NRB: I am apprehensive of India joining RCEP. I have found that even the government is not sure what the outcomes of various trade agreements have been. In RCEP, how are we going to manage countries like China? Do we have that kind of expertise? We need some kind of a strategic assessment of sectors where India can benefit, both as an exporter and importer. I’m not sure if we have that kind of data.
Does India need to change its outlook towards import and export tariffs? For instance, when onion prices shoot up, exports are banned below a particular price. How badly does this dent India’s credibility as a global supplier?
NK: Consistency in policies and visibility in the market are very important. You need to be seen as a reliable source of what you’re exporting. But agricultural commodities are more volatile than industrial ones. Crop failures happen, and you need to sometimes go out of the market. It does affect your reliability as an exporter, but in the agricultural commodities market, this is understood as it may be unavoidable sometimes. But there is always a possibility of managing our affairs better by having reserves or surpluses.
NRB: Going back to what Dr. Kumar said about RCEP, if you look at Bangladesh and Vietnam, some companies from India have gone to those places. This is not to say that we are not entirely competitive — we are in the textile sector — but some domestic policies have pushed industries outside the country. We need to set our house right and be clear about our priorities before jumping onto the big wagon called RCEP.

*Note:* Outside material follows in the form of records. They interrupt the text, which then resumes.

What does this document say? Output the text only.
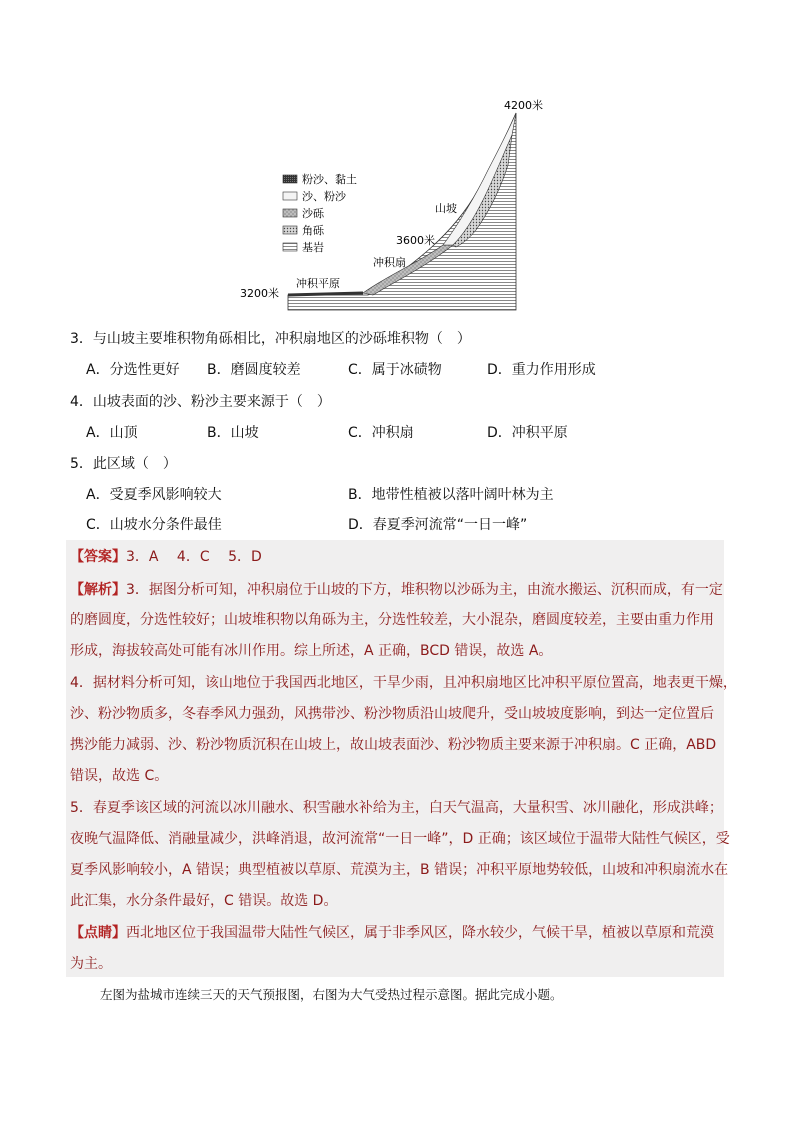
粉沙、黏土
沙、粉沙
沙砾
角砾
基岩
4200米
3600米
3200米
山坡
冲积扇
冲积平原
3．与山坡主要堆积物角砾相比，冲积扇地区的沙砾堆积物（　）
A．分选性更好 B．磨圆度较差	C．属于冰碛物	D．重力作用形成
4．山坡表面的沙、粉沙主要来源于（　）
A．山顶	B．山坡	C．冲积扇	D．冲积平原
5．此区域（　）
A．受夏季风影响较大	B．地带性植被以落叶阔叶林为主
C．山坡水分条件最佳	D．春夏季河流常“一日一峰”
【答案】3．A　 4．C　 5．D
【解析】3．据图分析可知，冲积扇位于山坡的下方，堆积物以沙砾为主，由流水搬运、沉积而成，有一定
的磨圆度，分选性较好；山坡堆积物以角砾为主，分选性较差，大小混杂，磨圆度较差，主要由重力作用
形成，海拔较高处可能有冰川作用。综上所述，A 正确，BCD 错误，故选 A。
4．据材料分析可知，该山地位于我国西北地区，干旱少雨，且冲积扇地区比冲积平原位置高，地表更干燥，
沙、粉沙物质多，冬春季风力强劲，风携带沙、粉沙物质沿山坡爬升，受山坡坡度影响，到达一定位置后
携沙能力减弱、沙、粉沙物质沉积在山坡上，故山坡表面沙、粉沙物质主要来源于冲积扇。C 正确，ABD
错误，故选 C。
5．春夏季该区域的河流以冰川融水、积雪融水补给为主，白天气温高，大量积雪、冰川融化，形成洪峰；
夜晚气温降低、消融量减少，洪峰消退，故河流常“一日一峰”，D 正确；该区域位于温带大陆性气候区，受
夏季风影响较小，A 错误；典型植被以草原、荒漠为主，B 错误；冲积平原地势较低，山坡和冲积扇流水在
此汇集，水分条件最好，C 错误。故选 D。
【点睛】西北地区位于我国温带大陆性气候区，属于非季风区，降水较少，气候干旱，植被以草原和荒漠
为主。
左图为盐城市连续三天的天气预报图，右图为大气受热过程示意图。据此完成小题。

NK: There was a lot of pressure from some countries in the grouping to exclude India. Now that India has got in, this opportunity will not come back. We do not have the luxury of getting our house first in order and then rejoining.
What Dr. Kumar is saying gels well with what former Chinese Premier Wen Jiabao said a few years ago in Singapore. Tracing Chinese economic history, he had said the country prospered whenever it was open to the world, and slipped back in the global economy whenever it closed its doors. ‘If you want to get rid of poverty and develop, you have no option but to open up,’ he had said. Perhaps, that’s the spirit in which RCEP and other trade agreements should be viewed?

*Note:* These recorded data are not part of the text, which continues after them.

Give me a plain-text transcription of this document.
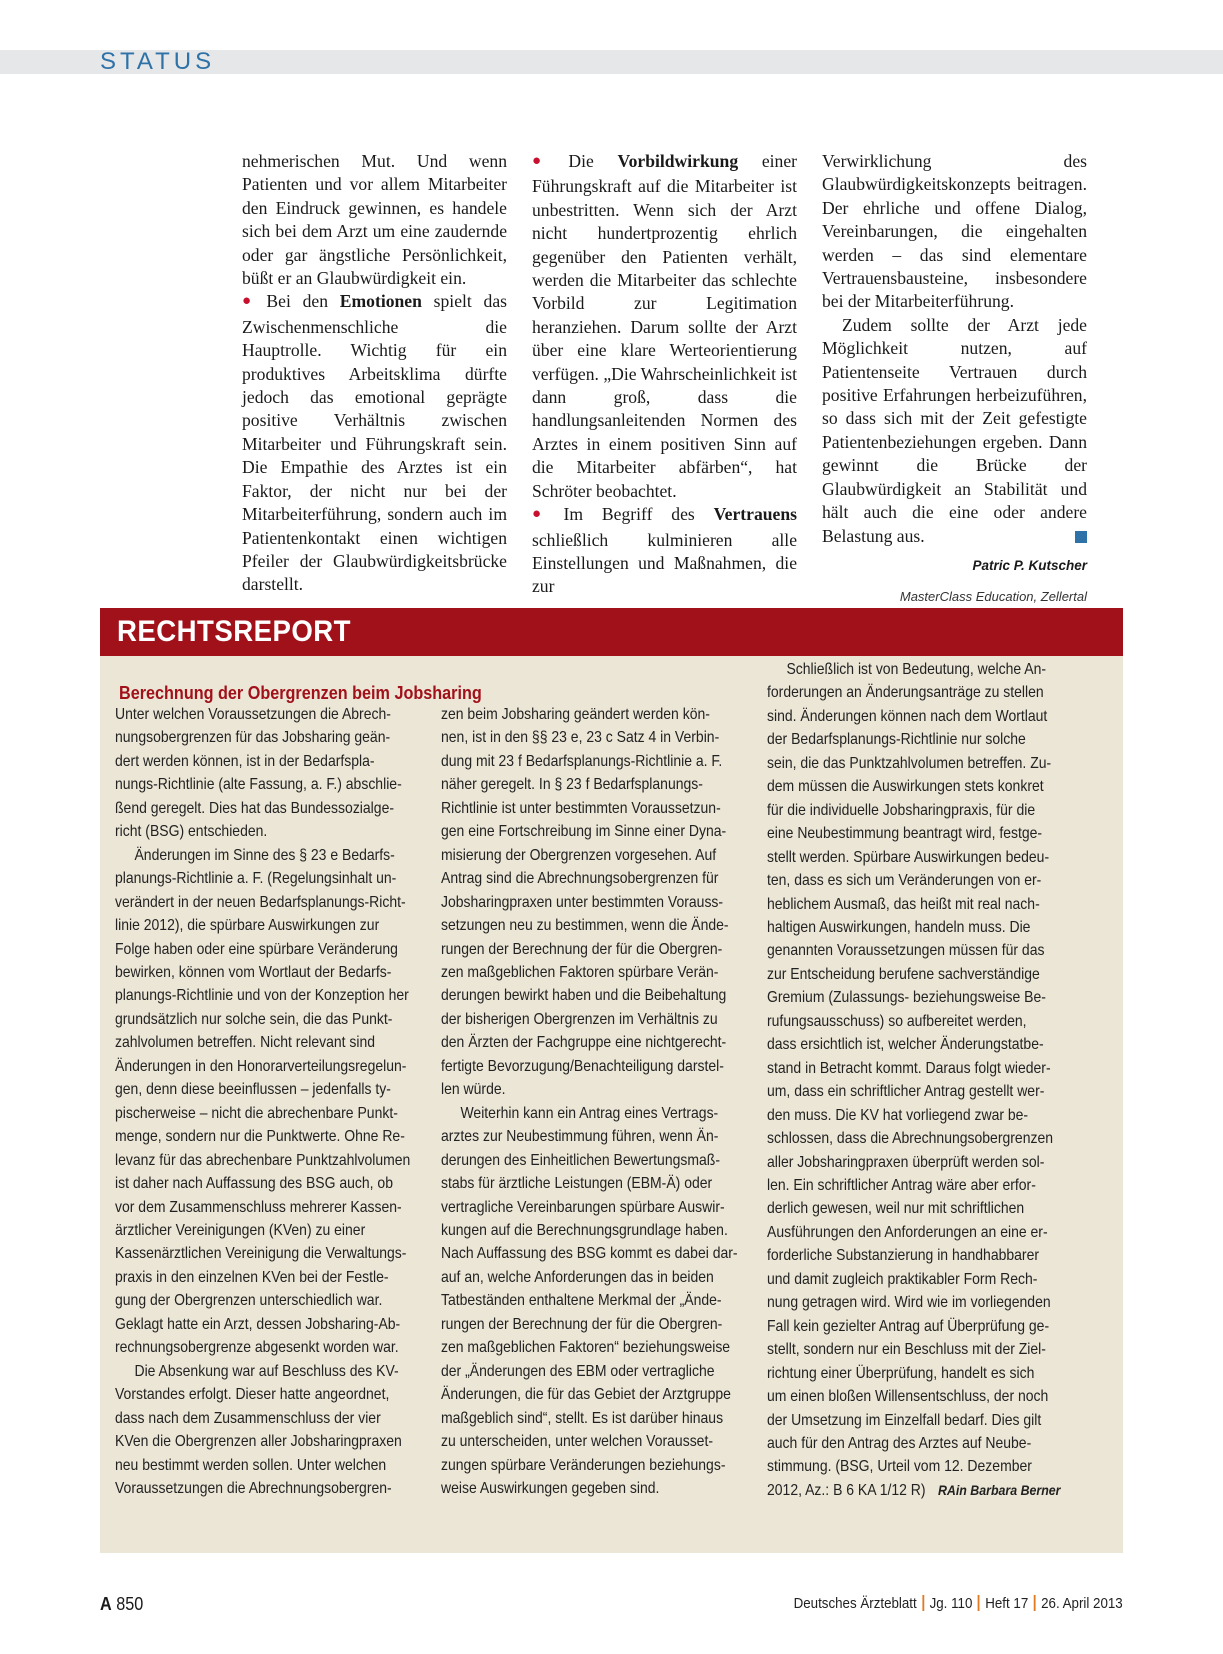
STATUS

nehmerischen Mut. Und wenn Patienten und vor allem Mitarbeiter den Eindruck gewinnen, es handele sich bei dem Arzt um eine zaudernde oder gar ängstliche Persönlichkeit, büßt er an Glaubwürdigkeit ein.

● Bei den Emotionen spielt das Zwischenmenschliche die Hauptrolle. Wichtig für ein produktives Arbeitsklima dürfte jedoch das emotional geprägte positive Verhältnis zwischen Mitarbeiter und Führungskraft sein. Die Empathie des Arztes ist ein Faktor, der nicht nur bei der Mitarbeiterführung, sondern auch im Patientenkontakt einen wichtigen Pfeiler der Glaubwürdigkeitsbrücke darstellt.

● Die Vorbildwirkung einer Führungskraft auf die Mitarbeiter ist unbestritten. Wenn sich der Arzt nicht hundertprozentig ehrlich gegenüber den Patienten verhält, werden die Mitarbeiter das schlechte Vorbild zur Legitimation heranziehen. Darum sollte der Arzt über eine klare Werteorientierung verfügen. „Die Wahrscheinlichkeit ist dann groß, dass die handlungsanleitenden Normen des Arztes in einem positiven Sinn auf die Mitarbeiter abfärben“, hat Schröter beobachtet.

● Im Begriff des Vertrauens schließlich kulminieren alle Einstellungen und Maßnahmen, die zur

Verwirklichung des Glaubwürdigkeitskonzepts beitragen. Der ehrliche und offene Dialog, Vereinbarungen, die eingehalten werden – das sind elementare Vertrauensbausteine, insbesondere bei der Mitarbeiterführung.

Zudem sollte der Arzt jede Möglichkeit nutzen, auf Patientenseite Vertrauen durch positive Erfahrungen herbeizuführen, so dass sich mit der Zeit gefestigte Patientenbeziehungen ergeben. Dann gewinnt die Brücke der Glaubwürdigkeit an Stabilität und hält auch die eine oder andere Belastung aus.

Patric P. Kutscher
MasterClass Education, Zellertal
RECHTSREPORT
Berechnung der Obergrenzen beim Jobsharing
Unter welchen Voraussetzungen die Abrech-
nungsobergrenzen für das Jobsharing geän-
dert werden können, ist in der Bedarfspla-
nungs-Richtlinie (alte Fassung, a. F.) abschlie-
ßend geregelt. Dies hat das Bundessozialge-
richt (BSG) entschieden.
Änderungen im Sinne des § 23 e Bedarfs-
planungs-Richtlinie a. F. (Regelungsinhalt un-
verändert in der neuen Bedarfsplanungs-Richt-
linie 2012), die spürbare Auswirkungen zur
Folge haben oder eine spürbare Veränderung
bewirken, können vom Wortlaut der Bedarfs-
planungs-Richtlinie und von der Konzeption her
grundsätzlich nur solche sein, die das Punkt-
zahlvolumen betreffen. Nicht relevant sind
Änderungen in den Honorarverteilungsregelun-
gen, denn diese beeinflussen – jedenfalls ty-
pischerweise – nicht die abrechenbare Punkt-
menge, sondern nur die Punktwerte. Ohne Re-
levanz für das abrechenbare Punktzahlvolumen
ist daher nach Auffassung des BSG auch, ob
vor dem Zusammenschluss mehrerer Kassen-
ärztlicher Vereinigungen (KVen) zu einer
Kassenärztlichen Vereinigung die Verwaltungs-
praxis in den einzelnen KVen bei der Festle-
gung der Obergrenzen unterschiedlich war.
Geklagt hatte ein Arzt, dessen Jobsharing-Ab-
rechnungsobergrenze abgesenkt worden war.
Die Absenkung war auf Beschluss des KV-
Vorstandes erfolgt. Dieser hatte angeordnet,
dass nach dem Zusammenschluss der vier
KVen die Obergrenzen aller Jobsharingpraxen
neu bestimmt werden sollen. Unter welchen
Voraussetzungen die Abrechnungsobergren-
zen beim Jobsharing geändert werden kön-
nen, ist in den §§ 23 e, 23 c Satz 4 in Verbin-
dung mit 23 f Bedarfsplanungs-Richtlinie a. F.
näher geregelt. In § 23 f Bedarfsplanungs-
Richtlinie ist unter bestimmten Voraussetzun-
gen eine Fortschreibung im Sinne einer Dyna-
misierung der Obergrenzen vorgesehen. Auf
Antrag sind die Abrechnungsobergrenzen für
Jobsharingpraxen unter bestimmten Vorauss-
setzungen neu zu bestimmen, wenn die Ände-
rungen der Berechnung der für die Obergren-
zen maßgeblichen Faktoren spürbare Verän-
derungen bewirkt haben und die Beibehaltung
der bisherigen Obergrenzen im Verhältnis zu
den Ärzten der Fachgruppe eine nichtgerecht-
fertigte Bevorzugung/Benachteiligung darstel-
len würde.
Weiterhin kann ein Antrag eines Vertrags-
arztes zur Neubestimmung führen, wenn Än-
derungen des Einheitlichen Bewertungsmaß-
stabs für ärztliche Leistungen (EBM-Ä) oder
vertragliche Vereinbarungen spürbare Auswir-
kungen auf die Berechnungsgrundlage haben.
Nach Auffassung des BSG kommt es dabei dar-
auf an, welche Anforderungen das in beiden
Tatbeständen enthaltene Merkmal der „Ände-
rungen der Berechnung der für die Obergren-
zen maßgeblichen Faktoren“ beziehungsweise
der „Änderungen des EBM oder vertragliche
Änderungen, die für das Gebiet der Arztgruppe
maßgeblich sind“, stellt. Es ist darüber hinaus
zu unterscheiden, unter welchen Vorausset-
zungen spürbare Veränderungen beziehungs-
weise Auswirkungen gegeben sind.
Schließlich ist von Bedeutung, welche An-
forderungen an Änderungsanträge zu stellen
sind. Änderungen können nach dem Wortlaut
der Bedarfsplanungs-Richtlinie nur solche
sein, die das Punktzahlvolumen betreffen. Zu-
dem müssen die Auswirkungen stets konkret
für die individuelle Jobsharingpraxis, für die
eine Neubestimmung beantragt wird, festge-
stellt werden. Spürbare Auswirkungen bedeu-
ten, dass es sich um Veränderungen von er-
heblichem Ausmaß, das heißt mit real nach-
haltigen Auswirkungen, handeln muss. Die
genannten Voraussetzungen müssen für das
zur Entscheidung berufene sachverständige
Gremium (Zulassungs- beziehungsweise Be-
rufungsausschuss) so aufbereitet werden,
dass ersichtlich ist, welcher Änderungstatbe-
stand in Betracht kommt. Daraus folgt wieder-
um, dass ein schriftlicher Antrag gestellt wer-
den muss. Die KV hat vorliegend zwar be-
schlossen, dass die Abrechnungsobergrenzen
aller Jobsharingpraxen überprüft werden sol-
len. Ein schriftlicher Antrag wäre aber erfor-
derlich gewesen, weil nur mit schriftlichen
Ausführungen den Anforderungen an eine er-
forderliche Substanzierung in handhabbarer
und damit zugleich praktikabler Form Rech-
nung getragen wird. Wird wie im vorliegenden
Fall kein gezielter Antrag auf Überprüfung ge-
stellt, sondern nur ein Beschluss mit der Ziel-
richtung einer Überprüfung, handelt es sich
um einen bloßen Willensentschluss, der noch
der Umsetzung im Einzelfall bedarf. Dies gilt
auch für den Antrag des Arztes auf Neube-
stimmung. (BSG, Urteil vom 12. Dezember
2012, Az.: B 6 KA 1/12 R) RAin Barbara Berner
A 850	Deutsches Ärzteblatt Jg. 110 Heft 17 26. April 2013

NRB: China was extremely competitive on the manufacturing side. They could bulldoze their commodities across the world. Are we in a position to do similar things? We did so with the service sector. But on the manufacturing and industry front — and RCEP is relevant to this — given our current level of productivity and social capital, are we in a position to compete in the next 10-15 years? That is my apprehension. As Dr. Kumar said, trade always improves the welfare of the people. But we need to see who will benefit less and who will benefit more.
In this respect, the government will have to improve regulations for businesses so that they don’t have handicaps vis-a-vis global competitors.

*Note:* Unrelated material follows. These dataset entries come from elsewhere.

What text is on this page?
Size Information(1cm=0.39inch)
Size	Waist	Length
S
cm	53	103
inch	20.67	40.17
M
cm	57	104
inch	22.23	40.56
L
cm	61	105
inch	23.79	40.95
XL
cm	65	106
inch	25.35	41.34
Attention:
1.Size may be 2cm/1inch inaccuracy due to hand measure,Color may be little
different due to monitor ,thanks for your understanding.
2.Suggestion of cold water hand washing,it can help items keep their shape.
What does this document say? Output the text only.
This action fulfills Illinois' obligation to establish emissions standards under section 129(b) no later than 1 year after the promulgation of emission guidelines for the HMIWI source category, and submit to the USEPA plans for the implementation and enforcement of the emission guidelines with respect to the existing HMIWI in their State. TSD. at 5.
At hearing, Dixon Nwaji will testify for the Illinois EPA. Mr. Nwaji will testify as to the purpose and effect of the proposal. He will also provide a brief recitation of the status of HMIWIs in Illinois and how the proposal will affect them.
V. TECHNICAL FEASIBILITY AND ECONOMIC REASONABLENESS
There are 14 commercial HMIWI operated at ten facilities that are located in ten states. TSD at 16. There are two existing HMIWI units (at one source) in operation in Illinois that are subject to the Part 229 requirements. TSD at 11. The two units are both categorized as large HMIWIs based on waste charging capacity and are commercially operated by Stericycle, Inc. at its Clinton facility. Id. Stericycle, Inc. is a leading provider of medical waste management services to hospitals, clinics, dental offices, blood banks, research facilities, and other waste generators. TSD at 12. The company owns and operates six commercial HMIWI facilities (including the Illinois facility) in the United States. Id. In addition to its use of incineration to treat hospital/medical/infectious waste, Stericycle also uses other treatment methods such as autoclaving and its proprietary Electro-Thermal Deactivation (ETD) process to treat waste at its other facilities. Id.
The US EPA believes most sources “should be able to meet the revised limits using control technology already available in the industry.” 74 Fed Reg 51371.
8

NK: Even on the manufacturing side, it is not that we are not competitive in the entire sector. We do have a fair bit of exports in the pharmaceutical sector. Even in auto components, India is a major exporter. It is not a story which is uniformly bad, but we can do better.
NRB: One analytical chapter of the IMF report talks about policy measures needed to revive growth in emerging market economies. I found two of the five measures interesting: increase domestic finance and improve governance mechanisms. We need to do well in these areas. I am not sure if measures like merging banks are the best idea. We don’t need fewer banks; we need more banks and more financial instruments to go forward. If we look at the cost of doing business, it is very high compared to countries in East Asia for reasons such as governance. We should definitely join RCEP, but we need to improve on various indicators to make use of the membership.